Each RHC develops three projects addressing behavioral health and cardiovascular health issues in their region. After much collaboration with regional stakeholders, both RHCs determined regional alignment between Local Priorities and Colorado SIM/ENSW target areas. Ashley identified access to primary care, access to mental health resources and stigma reduction and public awareness of opioid epidemic to focus on in HSR 17. HSR 17 encompasses some very rural, isolated mountain communities. Each community presents unique health challenges. When she started, Ashley worked as RHC without any primary care offices located within the entire region. Through the RHC Program, Ashley was able to establish a health service district to bring a clinic back to Fairplay which will open this fall. A temporary clinic was also established in Clear Creek County. Ashley brought many Mental Health First Aid trainings to her communities.

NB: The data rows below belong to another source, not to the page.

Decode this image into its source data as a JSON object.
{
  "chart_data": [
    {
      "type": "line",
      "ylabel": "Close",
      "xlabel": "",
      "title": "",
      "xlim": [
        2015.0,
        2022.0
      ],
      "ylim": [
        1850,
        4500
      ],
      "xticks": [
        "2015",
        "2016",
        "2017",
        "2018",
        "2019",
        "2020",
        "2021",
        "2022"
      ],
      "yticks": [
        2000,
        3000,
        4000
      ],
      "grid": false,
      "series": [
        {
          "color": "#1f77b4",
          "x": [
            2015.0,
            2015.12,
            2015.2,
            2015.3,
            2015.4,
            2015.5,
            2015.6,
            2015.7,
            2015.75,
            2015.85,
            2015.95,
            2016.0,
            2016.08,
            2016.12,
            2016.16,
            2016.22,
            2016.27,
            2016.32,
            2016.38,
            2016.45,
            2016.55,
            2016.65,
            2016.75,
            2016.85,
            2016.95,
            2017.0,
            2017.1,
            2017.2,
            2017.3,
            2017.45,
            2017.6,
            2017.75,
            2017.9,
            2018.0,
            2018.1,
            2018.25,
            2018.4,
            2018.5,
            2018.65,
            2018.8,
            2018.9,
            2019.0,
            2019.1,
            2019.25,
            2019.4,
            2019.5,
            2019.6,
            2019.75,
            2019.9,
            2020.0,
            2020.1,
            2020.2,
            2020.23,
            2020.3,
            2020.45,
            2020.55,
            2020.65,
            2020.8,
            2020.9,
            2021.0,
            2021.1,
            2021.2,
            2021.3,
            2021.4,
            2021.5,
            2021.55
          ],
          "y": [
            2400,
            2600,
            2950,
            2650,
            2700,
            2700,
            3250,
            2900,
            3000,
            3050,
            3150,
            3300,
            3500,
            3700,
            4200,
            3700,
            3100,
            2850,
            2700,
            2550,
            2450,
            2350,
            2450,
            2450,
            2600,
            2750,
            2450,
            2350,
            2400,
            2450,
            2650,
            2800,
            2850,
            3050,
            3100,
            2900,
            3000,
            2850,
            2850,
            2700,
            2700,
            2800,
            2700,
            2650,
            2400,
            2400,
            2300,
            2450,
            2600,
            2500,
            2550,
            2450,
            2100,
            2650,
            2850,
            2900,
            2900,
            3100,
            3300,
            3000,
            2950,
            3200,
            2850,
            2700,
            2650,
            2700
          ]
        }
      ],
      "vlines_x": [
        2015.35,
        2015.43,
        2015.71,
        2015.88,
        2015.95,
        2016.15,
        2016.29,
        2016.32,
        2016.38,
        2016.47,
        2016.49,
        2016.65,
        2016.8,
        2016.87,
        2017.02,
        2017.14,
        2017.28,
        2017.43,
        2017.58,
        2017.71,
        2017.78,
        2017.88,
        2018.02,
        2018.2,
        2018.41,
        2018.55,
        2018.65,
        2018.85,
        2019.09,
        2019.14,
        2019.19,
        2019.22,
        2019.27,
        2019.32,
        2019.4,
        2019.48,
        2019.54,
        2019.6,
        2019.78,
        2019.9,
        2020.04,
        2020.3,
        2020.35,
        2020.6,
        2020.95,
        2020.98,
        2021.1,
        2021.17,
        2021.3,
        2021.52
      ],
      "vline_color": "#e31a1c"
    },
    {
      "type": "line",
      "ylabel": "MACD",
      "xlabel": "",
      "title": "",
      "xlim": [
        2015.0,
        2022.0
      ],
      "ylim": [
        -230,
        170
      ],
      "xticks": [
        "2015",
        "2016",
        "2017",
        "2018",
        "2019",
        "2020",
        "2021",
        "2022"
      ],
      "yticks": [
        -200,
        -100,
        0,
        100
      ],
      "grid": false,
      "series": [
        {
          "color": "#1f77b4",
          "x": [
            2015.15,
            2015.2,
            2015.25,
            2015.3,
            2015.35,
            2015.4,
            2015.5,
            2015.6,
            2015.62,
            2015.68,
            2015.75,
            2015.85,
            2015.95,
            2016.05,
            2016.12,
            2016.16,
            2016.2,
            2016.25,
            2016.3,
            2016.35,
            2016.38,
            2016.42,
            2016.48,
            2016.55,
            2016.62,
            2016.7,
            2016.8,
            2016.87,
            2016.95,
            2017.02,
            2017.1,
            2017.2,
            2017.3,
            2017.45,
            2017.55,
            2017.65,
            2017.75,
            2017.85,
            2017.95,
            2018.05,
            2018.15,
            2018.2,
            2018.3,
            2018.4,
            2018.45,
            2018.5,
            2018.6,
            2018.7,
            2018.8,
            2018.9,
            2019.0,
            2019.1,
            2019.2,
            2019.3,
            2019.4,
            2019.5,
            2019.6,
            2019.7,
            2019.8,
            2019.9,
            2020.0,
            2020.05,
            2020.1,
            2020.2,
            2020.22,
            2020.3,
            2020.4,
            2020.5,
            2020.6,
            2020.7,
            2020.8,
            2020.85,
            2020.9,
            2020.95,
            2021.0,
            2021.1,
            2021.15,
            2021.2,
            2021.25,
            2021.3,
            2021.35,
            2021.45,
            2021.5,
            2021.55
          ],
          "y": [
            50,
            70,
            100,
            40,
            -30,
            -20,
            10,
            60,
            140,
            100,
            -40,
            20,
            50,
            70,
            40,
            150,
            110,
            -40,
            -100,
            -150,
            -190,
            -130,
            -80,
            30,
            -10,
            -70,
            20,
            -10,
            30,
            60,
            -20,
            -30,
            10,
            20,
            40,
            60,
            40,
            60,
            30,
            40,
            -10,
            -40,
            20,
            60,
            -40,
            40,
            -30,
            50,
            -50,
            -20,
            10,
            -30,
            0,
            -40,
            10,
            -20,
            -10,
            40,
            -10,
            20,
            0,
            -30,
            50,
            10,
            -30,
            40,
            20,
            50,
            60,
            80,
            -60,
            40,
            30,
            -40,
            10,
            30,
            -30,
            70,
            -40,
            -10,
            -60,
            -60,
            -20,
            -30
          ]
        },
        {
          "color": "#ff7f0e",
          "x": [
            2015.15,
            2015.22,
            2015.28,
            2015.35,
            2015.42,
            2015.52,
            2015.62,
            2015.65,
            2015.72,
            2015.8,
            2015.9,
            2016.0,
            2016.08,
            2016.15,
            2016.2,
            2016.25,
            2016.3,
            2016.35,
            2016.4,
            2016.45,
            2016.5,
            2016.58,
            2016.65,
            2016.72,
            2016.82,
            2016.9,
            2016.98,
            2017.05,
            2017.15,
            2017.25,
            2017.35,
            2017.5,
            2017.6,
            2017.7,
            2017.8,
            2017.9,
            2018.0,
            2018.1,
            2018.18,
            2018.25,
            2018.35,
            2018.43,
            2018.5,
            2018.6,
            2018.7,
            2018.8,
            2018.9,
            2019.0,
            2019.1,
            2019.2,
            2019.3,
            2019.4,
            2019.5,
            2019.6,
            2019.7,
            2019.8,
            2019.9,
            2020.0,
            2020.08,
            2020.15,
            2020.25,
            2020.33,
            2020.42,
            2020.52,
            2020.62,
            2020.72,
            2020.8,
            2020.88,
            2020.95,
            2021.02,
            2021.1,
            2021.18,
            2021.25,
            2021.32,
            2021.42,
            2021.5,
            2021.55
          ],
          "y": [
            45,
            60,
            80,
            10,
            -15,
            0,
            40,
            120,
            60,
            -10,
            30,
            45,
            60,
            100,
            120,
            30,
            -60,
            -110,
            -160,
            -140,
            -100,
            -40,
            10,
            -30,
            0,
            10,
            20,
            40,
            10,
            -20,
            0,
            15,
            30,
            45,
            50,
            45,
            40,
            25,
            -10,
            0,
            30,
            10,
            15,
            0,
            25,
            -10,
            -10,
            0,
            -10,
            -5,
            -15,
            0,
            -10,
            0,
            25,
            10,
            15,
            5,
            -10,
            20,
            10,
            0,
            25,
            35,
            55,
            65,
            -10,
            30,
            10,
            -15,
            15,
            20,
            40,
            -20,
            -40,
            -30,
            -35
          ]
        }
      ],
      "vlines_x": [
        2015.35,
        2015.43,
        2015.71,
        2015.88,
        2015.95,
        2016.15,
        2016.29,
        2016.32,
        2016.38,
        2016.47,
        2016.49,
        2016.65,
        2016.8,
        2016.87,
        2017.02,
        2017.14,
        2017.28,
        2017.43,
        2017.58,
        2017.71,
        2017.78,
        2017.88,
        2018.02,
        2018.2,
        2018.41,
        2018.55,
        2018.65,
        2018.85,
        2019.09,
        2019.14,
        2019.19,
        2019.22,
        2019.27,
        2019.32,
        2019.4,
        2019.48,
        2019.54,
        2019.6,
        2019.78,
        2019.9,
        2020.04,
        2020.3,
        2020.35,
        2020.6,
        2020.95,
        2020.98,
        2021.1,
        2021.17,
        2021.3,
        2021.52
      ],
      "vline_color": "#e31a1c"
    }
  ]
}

Ashley was very active in Communities That Care in Clear Creek County, now called Mountain Youth Network. Ashley also wrote grants for Clear Creek County Public Health and Human Services that totaled $1.5 million to construct a Collaborative Care Center in Idaho Springs that would house primary care, behavioral health, dental, public health, and human services in one building.

Darlyn focused on obesity, substance use prevention and developing behavioral health partnerships and collaborations. Darlyn integrated Healthy Eating Active Living principles through the primary care setting while addressing food insecurity. Darlyn also addressed alcohol, opioids, and other substance use in the primary care setting including prescribing practices, chronic pain management, SBIRT-Screening, and resources/referrals for Substance Use Disorder treatment. Darlyn also formalized communication and partnerships to simplify access and referrals and promoting collaboration towards common goals around behavioral health and social determinants of health resources.

Although the RHC Program ended in June of this year, CCAHEC will continue to be a resource and a partner in its communities. Darlyn left CCAHEC to focus on becoming a Nurse Practitioner, and Ashley was retained by CCAHEC and became a Development Director on July 1, 2019. One of Ashley’s priorities is community outreach and aligns with the Regional Health Connector Program. Ashley will continue to support local initiatives that: address local priorities within program target areas; support practice transformation efforts; support population health strategies; address social determinants of health; and build and strengthen regional partnerships. CCAHEC is maintaining a working relationship with the Regional Health Connectors program through at least the end of December 2019. Through Ashley’s work, CCAHEC will participate in ongoing partner meetings and calls with other RHC hosts to ensure CCAHEC continues to reach the communities it serves.